Reno firm sees growth in alcohol-detection bracelets

Mike Straw positions his Intercept LLC as a one-stop shop for house-arrest products.

It's a weird little niche, but Straw expects to see substantial growth for the Reno company as judges and attorneys increasingly turn to high-tech ankle bracelets to monitor alcohol use by criminal offenders.

Intercept LLC is breaking even these days as nine offenders wear the bracelets marketed by the firm that use a technology called "Secure Continuous Remote Alcohol Monitor" to detect alcohol use.

But Straw has 45 units ready to go, and he's knocking on the doors of 30 attorneys a week to get them interested.

"It's a lot of calls and a lot of waiting," says Straw, who continues to operate his mainstay business, Northern Nevada Investigations, as he builds the new firm.

His pitch to lawyers: The bracelets developed by Denver's Alcohol Monitoring Systems allow offenders to continue working while ensuring that authorities know if they drink.

Offenders have been ordered to use the technology by Sparks Justice Court, Reno Municipal Court, the Department of Alternative Sentencing and Family Court.

In a couple of Reno-area cases, Straw says, persons involved in nasty divorce actions have voluntarily worn the monitoring bracelets for 90 days to show that an ex-spouse has made false claims of alcohol abuse.

The ankle bracelet automatically analyzes secretions of the wearer's sweat glands for alcohol use 24 times a day.

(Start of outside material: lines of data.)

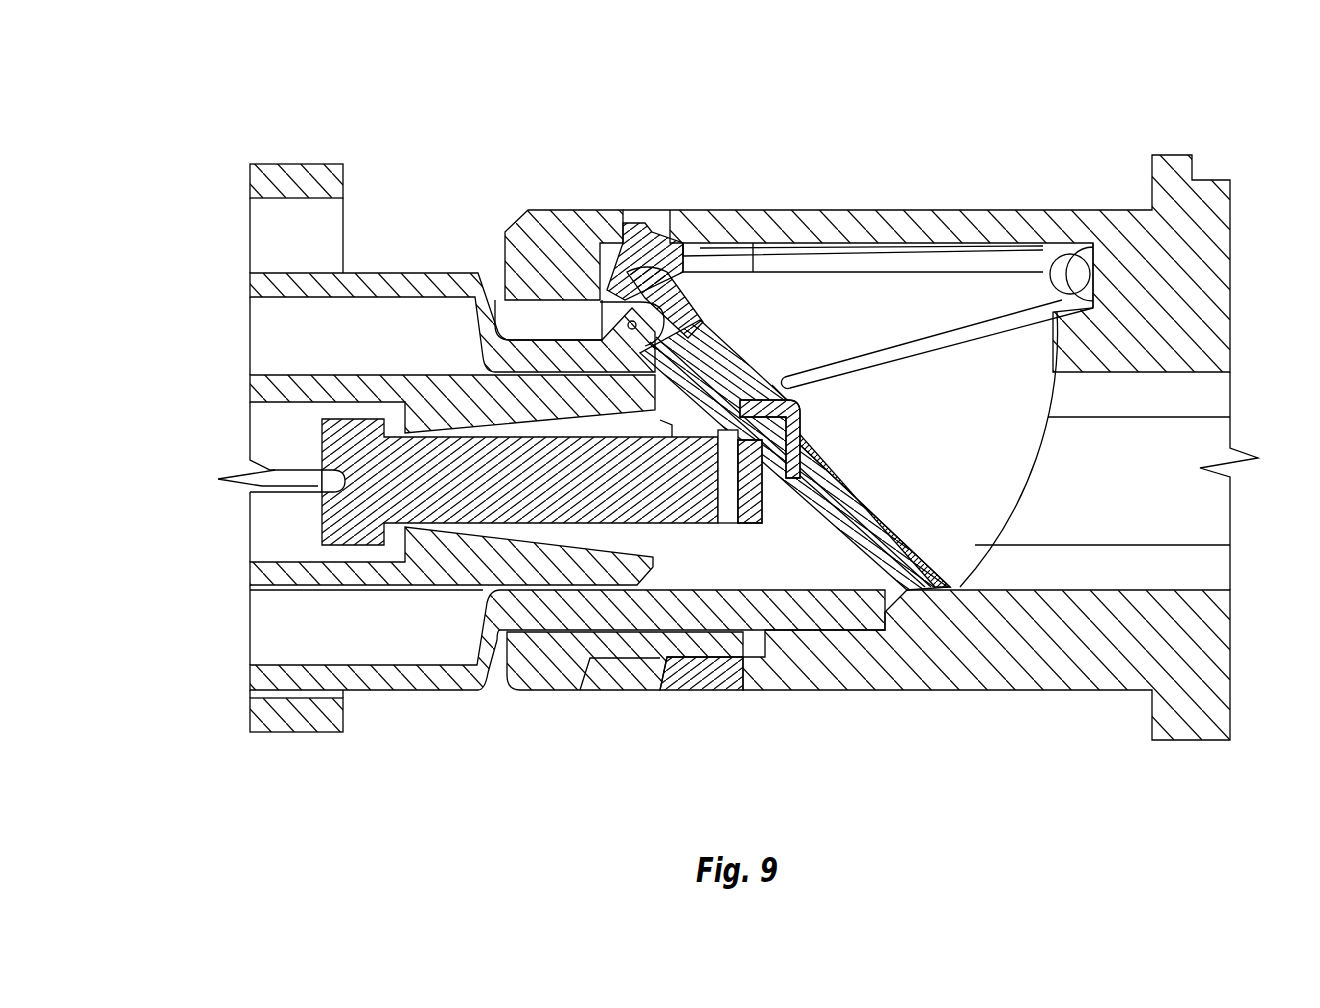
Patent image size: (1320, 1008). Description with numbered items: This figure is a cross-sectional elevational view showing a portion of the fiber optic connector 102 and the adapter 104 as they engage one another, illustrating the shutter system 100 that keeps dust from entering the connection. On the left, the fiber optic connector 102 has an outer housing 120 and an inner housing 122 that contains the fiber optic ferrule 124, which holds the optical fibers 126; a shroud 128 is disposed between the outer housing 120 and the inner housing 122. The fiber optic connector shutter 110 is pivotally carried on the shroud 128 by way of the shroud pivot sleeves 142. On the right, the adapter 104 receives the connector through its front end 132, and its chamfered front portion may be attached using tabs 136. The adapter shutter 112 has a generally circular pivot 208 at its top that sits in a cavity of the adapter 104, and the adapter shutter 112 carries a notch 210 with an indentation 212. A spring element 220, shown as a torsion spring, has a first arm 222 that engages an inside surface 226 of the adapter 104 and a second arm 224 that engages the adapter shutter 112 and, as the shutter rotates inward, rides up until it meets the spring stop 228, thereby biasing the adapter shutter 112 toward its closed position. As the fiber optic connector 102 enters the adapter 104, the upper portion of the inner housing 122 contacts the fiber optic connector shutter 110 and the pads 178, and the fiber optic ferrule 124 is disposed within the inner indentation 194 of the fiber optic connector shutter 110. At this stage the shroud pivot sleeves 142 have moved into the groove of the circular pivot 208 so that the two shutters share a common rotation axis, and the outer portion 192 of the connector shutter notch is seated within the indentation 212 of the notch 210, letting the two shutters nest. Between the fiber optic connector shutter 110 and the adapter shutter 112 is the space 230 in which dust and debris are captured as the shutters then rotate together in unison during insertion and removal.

The shutter system 100 is at (878, 100).
The fiber optic connector 102 is at (418, 200).
The adapter 104 is at (1268, 200).
The fiber optic connector shutter 110 is at (887, 610).
The adapter shutter 112 is at (868, 495).
The outer housing 120 is at (300, 162).
The inner housing 122 is at (250, 390).
The fiber optic ferrule 124 is at (322, 518).
The optical fibers 126 is at (270, 472).
The shroud 128 is at (250, 287).
The front end 132 is at (512, 212).
The tabs 136 is at (628, 222).
The shroud pivot sleeves 142 is at (600, 318).
The pads 178 is at (672, 425).
The outer portion 192 is at (780, 445).
The inner indentation 194 is at (755, 460).
The generally circular pivot 208 is at (690, 275).
The notch 210 is at (815, 402).
The indentation 212 is at (772, 385).
The spring element 220 is at (1070, 245).
The first arm 222 is at (1028, 240).
The second arm 224 is at (988, 320).
The inside surface 226 is at (720, 255).
The spring stop 228 is at (752, 345).
The space 230 is at (895, 545).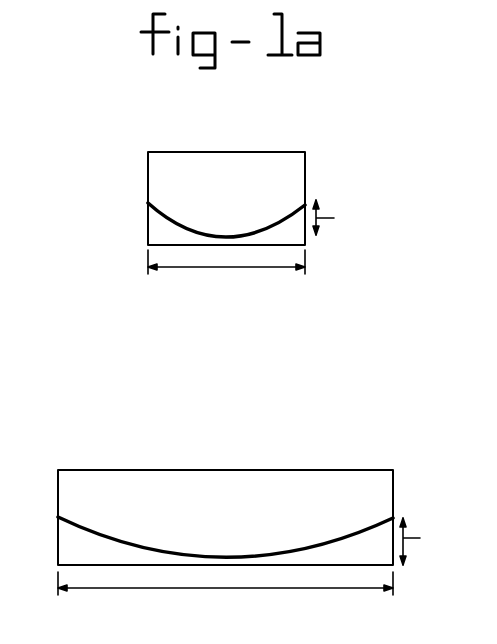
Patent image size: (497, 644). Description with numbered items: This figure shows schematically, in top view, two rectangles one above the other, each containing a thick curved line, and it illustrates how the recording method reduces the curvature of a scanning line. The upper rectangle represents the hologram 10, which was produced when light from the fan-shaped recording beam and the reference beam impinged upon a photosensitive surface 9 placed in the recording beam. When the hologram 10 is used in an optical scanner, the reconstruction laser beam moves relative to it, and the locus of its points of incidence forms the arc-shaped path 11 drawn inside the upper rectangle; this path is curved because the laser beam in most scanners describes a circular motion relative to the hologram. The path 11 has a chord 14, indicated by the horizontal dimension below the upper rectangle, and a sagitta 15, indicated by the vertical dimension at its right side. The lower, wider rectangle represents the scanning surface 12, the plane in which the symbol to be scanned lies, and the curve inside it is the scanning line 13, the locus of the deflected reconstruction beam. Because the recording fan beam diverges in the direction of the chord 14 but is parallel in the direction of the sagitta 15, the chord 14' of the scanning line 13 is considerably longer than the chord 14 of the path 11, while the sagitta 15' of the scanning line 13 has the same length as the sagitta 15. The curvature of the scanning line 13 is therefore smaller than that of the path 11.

The photosensitive surface 9 is at (258, 180).
The hologram 10 is at (296, 159).
The path 11 is at (150, 203).
The scanning surface 12 is at (367, 479).
The scanning line 13 is at (62, 521).
The chord 14 is at (226, 277).
The chord 14' is at (225, 596).
The sagitta 15 is at (337, 217).
The sagitta 15' is at (425, 541).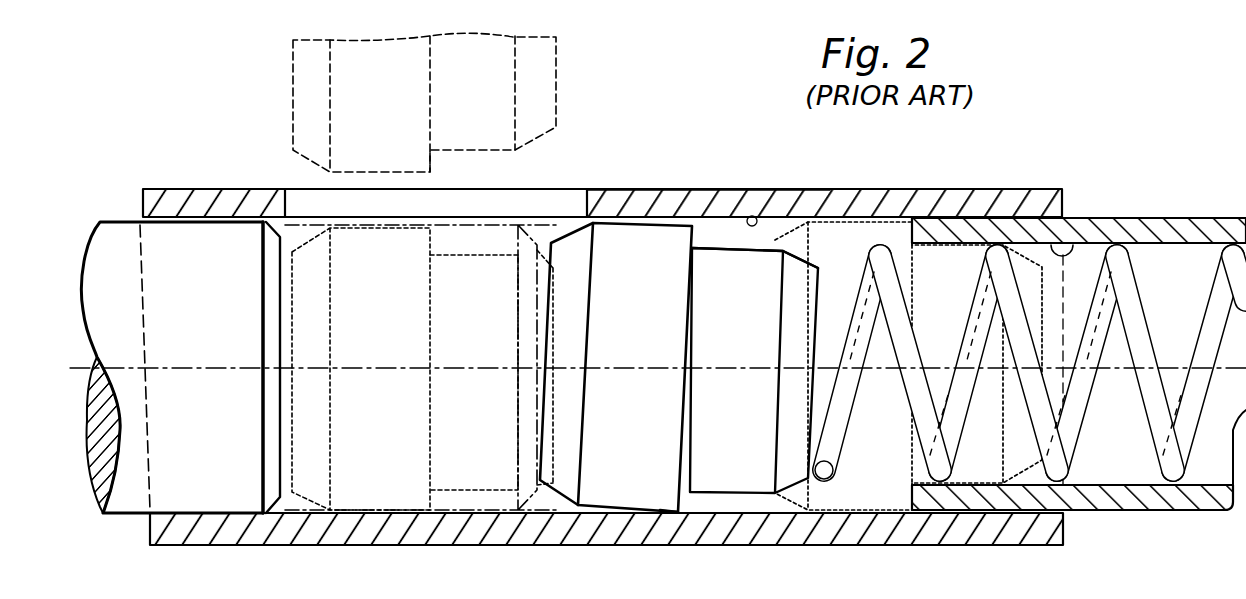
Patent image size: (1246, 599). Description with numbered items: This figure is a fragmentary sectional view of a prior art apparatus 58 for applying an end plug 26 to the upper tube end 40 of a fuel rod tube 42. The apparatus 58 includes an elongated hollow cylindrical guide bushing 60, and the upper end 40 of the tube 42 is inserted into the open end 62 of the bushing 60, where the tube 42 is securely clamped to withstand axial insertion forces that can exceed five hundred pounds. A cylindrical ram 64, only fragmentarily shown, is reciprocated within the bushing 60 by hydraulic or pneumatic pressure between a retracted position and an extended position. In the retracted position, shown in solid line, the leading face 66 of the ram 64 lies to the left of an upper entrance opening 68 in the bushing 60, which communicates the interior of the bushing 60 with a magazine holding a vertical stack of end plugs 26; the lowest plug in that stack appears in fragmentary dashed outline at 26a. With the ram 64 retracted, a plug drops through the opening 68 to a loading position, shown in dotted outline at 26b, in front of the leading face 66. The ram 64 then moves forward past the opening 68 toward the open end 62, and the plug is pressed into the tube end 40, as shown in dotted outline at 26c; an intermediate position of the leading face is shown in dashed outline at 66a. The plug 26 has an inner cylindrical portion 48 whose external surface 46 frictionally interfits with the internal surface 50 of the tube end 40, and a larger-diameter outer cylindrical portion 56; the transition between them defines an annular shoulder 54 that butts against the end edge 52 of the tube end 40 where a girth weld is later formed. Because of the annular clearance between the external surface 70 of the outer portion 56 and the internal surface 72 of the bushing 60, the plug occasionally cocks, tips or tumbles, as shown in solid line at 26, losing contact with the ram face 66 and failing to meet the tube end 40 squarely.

The end plug 26 is at (627, 377).
The end plug in magazine 26a is at (554, 64).
The end plug at loading position 26b is at (487, 487).
The end plug applied to tube end 26c is at (793, 500).
The upper tube end 40 is at (603, 350).
The fuel rod tube 42 is at (1079, 367).
The external surface of inner cylindrical portion 46 is at (750, 250).
The inner cylindrical portion 48 is at (754, 400).
The internal surface of tube upper end 50 is at (1081, 232).
The end edge of tube 52 is at (912, 493).
The annular shoulder 54 is at (679, 498).
The outer cylindrical portion 56 is at (640, 225).
The prior art end plug applying apparatus 58 is at (603, 335).
The guide bushing 60 is at (816, 193).
The open end of bushing 62 is at (1097, 490).
The ram 64 is at (200, 503).
The leading face of ram 66 is at (286, 503).
The leading face at intermediate position 66a is at (547, 547).
The upper entrance opening 68 is at (586, 196).
The external surface of outer portion 70 is at (676, 217).
The internal surface of guide bushing 72 is at (750, 216).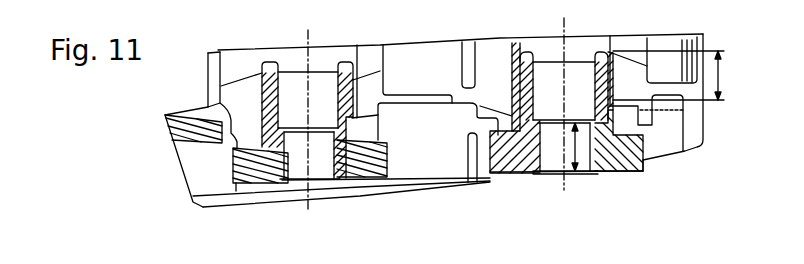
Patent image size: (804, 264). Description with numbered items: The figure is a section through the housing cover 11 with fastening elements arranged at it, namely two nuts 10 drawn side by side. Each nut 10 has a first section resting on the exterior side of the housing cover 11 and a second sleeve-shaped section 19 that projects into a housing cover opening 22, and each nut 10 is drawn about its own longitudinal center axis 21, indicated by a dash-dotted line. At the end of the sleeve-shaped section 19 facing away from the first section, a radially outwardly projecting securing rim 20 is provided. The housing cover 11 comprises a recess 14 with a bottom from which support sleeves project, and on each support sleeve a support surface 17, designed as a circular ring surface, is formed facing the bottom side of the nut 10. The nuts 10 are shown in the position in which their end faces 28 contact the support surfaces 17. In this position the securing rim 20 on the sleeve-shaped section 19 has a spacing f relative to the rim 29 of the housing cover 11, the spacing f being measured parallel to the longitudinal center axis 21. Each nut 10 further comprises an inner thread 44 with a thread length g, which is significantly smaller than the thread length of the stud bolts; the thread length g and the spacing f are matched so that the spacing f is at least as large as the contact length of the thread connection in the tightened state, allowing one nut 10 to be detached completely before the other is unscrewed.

The housing cover 11 is at (238, 63).
The longitudinal center axis 21 is at (309, 42).
The second sleeve-shaped section 19 is at (512, 74).
The housing cover opening 22 is at (518, 76).
The securing rim 20 is at (611, 42).
The spacing f is at (672, 75).
The rim 29 is at (645, 152).
The thread length g is at (600, 152).
The inner thread 44 is at (551, 165).
The support surface 17 is at (517, 147).
The nut 10 is at (367, 173).
The end face 28 is at (476, 132).
The recess 14 is at (437, 162).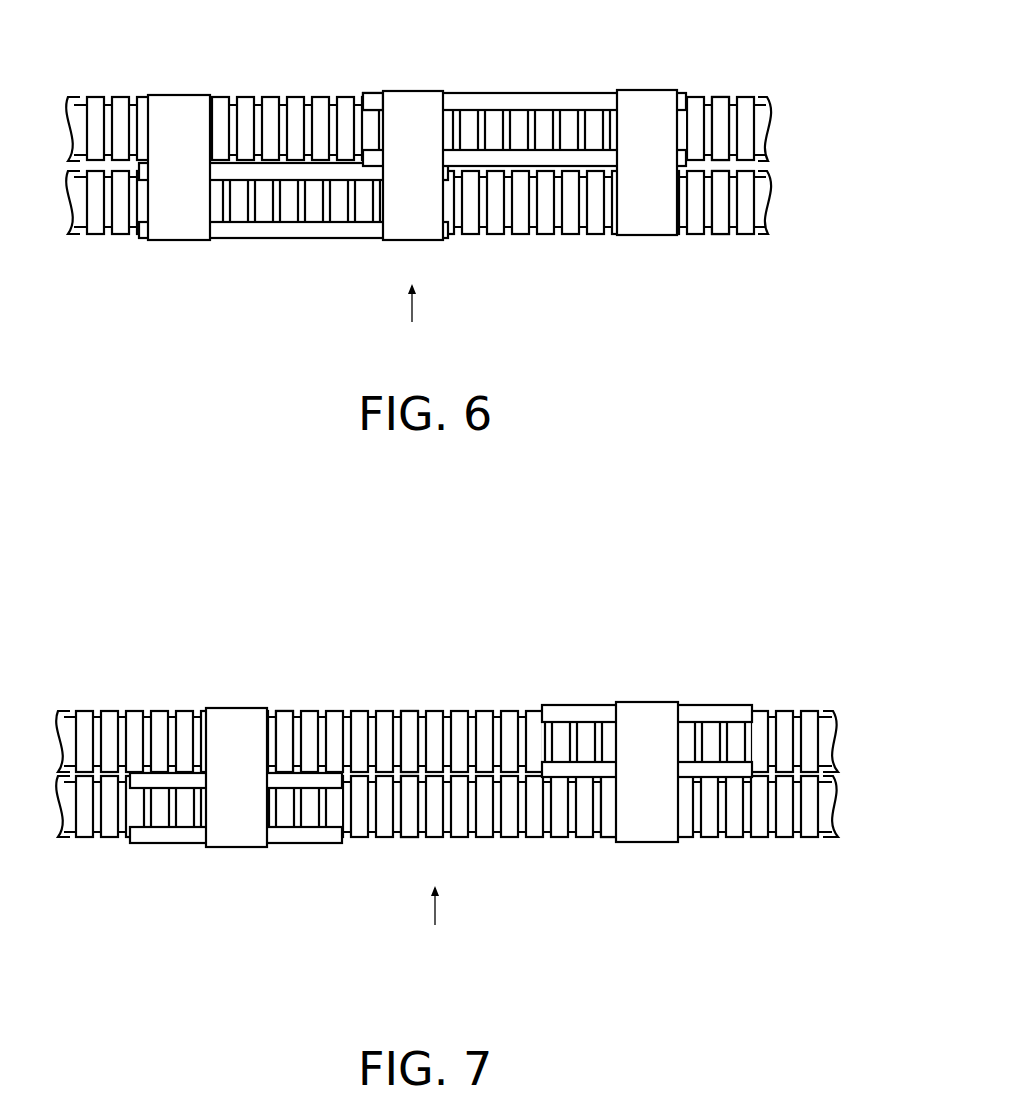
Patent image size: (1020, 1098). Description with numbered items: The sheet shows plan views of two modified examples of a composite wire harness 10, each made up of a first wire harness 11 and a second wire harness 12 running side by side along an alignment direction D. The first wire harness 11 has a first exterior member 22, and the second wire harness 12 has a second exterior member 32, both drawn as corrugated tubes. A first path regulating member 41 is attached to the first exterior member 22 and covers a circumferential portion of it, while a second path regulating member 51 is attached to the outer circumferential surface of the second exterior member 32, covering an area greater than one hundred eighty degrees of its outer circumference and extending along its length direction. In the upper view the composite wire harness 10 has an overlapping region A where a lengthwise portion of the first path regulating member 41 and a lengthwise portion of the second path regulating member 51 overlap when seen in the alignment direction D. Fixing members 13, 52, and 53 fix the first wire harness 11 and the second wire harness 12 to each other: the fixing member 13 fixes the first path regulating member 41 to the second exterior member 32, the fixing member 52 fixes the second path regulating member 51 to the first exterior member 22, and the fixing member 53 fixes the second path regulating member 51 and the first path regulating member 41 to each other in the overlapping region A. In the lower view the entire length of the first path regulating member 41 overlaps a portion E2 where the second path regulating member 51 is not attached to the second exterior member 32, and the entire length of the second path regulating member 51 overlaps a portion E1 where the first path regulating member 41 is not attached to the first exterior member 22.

In FIG. 6, the composite wire harness 10 is at (418, 178).
In FIG. 7, the composite wire harness 10 is at (447, 781).
In FIG. 6, the first wire harness 11 is at (418, 228).
In FIG. 7, the first wire harness 11 is at (447, 833).
In FIG. 6, the second wire harness 12 is at (418, 104).
In FIG. 7, the second wire harness 12 is at (447, 717).
In FIG. 6, the fixing member 13 is at (180, 96).
In FIG. 7, the fixing member 13 is at (233, 716).
In FIG. 6, the first exterior member 22 is at (720, 234).
In FIG. 7, the first exterior member 22 is at (410, 834).
In FIG. 6, the second exterior member 32 is at (720, 97).
In FIG. 7, the second exterior member 32 is at (410, 711).
In FIG. 6, the first path regulating member 41 is at (293, 233).
In FIG. 7, the first path regulating member 41 is at (236, 836).
In FIG. 6, the second path regulating member 51 is at (501, 99).
In FIG. 7, the second path regulating member 51 is at (642, 715).
In FIG. 6, the fixing member 52 is at (645, 235).
In FIG. 7, the fixing member 52 is at (648, 833).
In FIG. 6, the fixing member 53 is at (427, 235).
In FIG. 6, the overlapping region A is at (371, 90).
In FIG. 6, the alignment direction D is at (414, 320).
In FIG. 7, the alignment direction D is at (436, 923).
In FIG. 7, the portion where the first path regulating member is not attached E1 is at (610, 839).
In FIG. 7, the portion where the second path regulating member is not attached E2 is at (283, 711).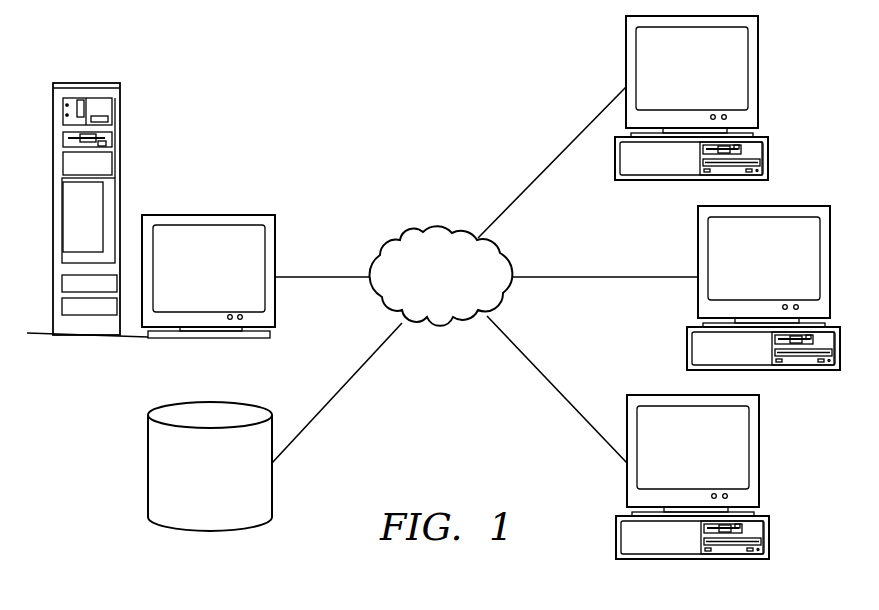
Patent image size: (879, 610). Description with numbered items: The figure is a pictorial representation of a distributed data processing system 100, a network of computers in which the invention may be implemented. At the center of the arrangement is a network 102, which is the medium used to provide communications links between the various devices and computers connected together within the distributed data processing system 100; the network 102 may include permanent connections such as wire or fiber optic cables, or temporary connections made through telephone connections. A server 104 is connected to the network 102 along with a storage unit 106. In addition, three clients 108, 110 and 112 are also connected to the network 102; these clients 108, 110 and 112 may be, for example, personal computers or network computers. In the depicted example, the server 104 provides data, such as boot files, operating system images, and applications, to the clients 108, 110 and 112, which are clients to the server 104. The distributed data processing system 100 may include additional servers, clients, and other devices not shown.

The distributed data processing system 100 is at (227, 77).
The network 102 is at (460, 289).
The server 104 is at (228, 277).
The storage unit 106 is at (230, 488).
The client 108 is at (713, 82).
The client 110 is at (784, 271).
The client 112 is at (712, 462).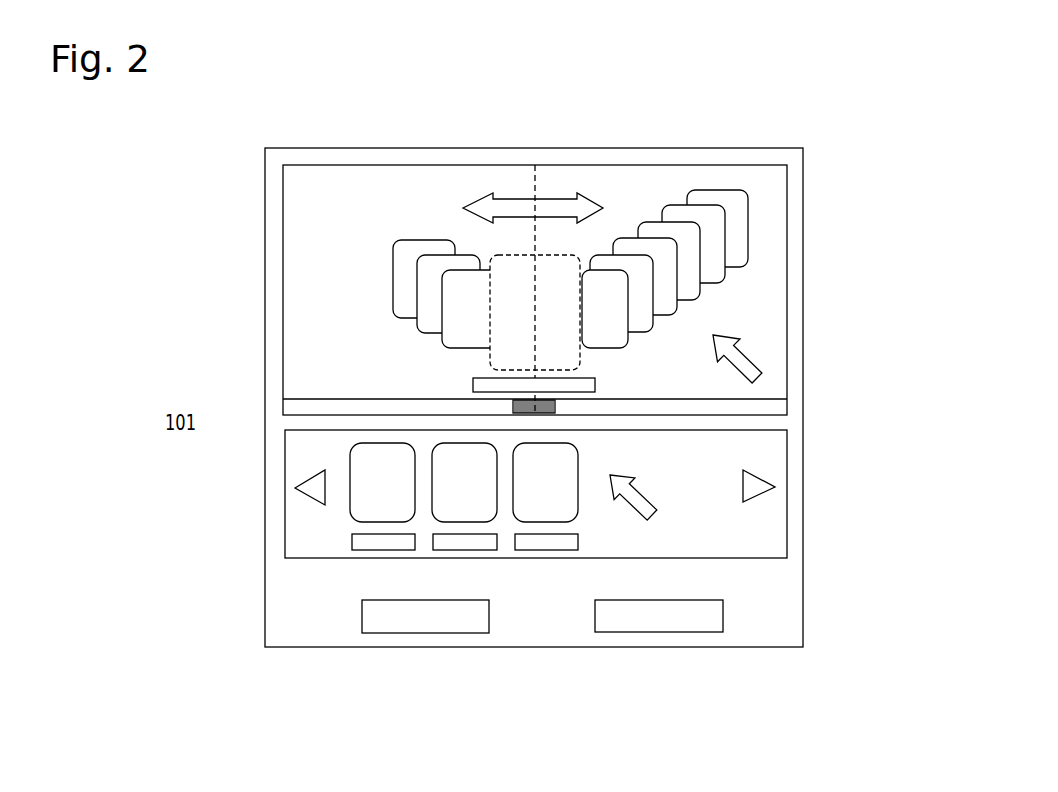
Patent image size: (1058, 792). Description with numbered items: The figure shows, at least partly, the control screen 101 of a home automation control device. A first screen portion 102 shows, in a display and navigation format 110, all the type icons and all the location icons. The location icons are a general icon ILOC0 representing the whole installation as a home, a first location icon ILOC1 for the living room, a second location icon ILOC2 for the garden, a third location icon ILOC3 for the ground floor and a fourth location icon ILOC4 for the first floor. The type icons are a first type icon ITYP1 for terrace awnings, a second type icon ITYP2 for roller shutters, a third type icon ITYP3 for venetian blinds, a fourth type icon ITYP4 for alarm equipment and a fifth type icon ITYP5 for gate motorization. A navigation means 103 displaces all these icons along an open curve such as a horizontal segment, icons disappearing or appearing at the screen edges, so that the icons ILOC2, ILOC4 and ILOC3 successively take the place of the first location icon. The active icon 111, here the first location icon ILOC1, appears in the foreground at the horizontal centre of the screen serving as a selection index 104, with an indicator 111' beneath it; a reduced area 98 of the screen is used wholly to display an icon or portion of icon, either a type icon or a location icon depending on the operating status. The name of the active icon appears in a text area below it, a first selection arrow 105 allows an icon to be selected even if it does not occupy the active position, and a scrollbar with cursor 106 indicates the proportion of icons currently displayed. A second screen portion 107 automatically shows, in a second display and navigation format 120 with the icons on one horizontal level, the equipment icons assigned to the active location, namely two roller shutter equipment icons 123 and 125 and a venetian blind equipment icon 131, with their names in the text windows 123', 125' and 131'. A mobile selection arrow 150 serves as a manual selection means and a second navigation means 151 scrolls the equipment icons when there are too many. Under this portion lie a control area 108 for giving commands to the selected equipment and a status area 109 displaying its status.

Results are downloaded into a modem and collected by a monitoring center that alerts Intercept LLC of violations.

The company also is alerted about attempts to tamper with the detector.

Cost of the system, which courts usually require offenders to pay, runs $10 a day plus a $35 intake fee. That's a bargain, Straw says, compared with the $17 a day that the average alcoholic spends on liquor every day not to mention the cost of a lost job.

Intercept LLC, which employs three, also markets traditional house-arrest monitoring systems that keep track of offenders.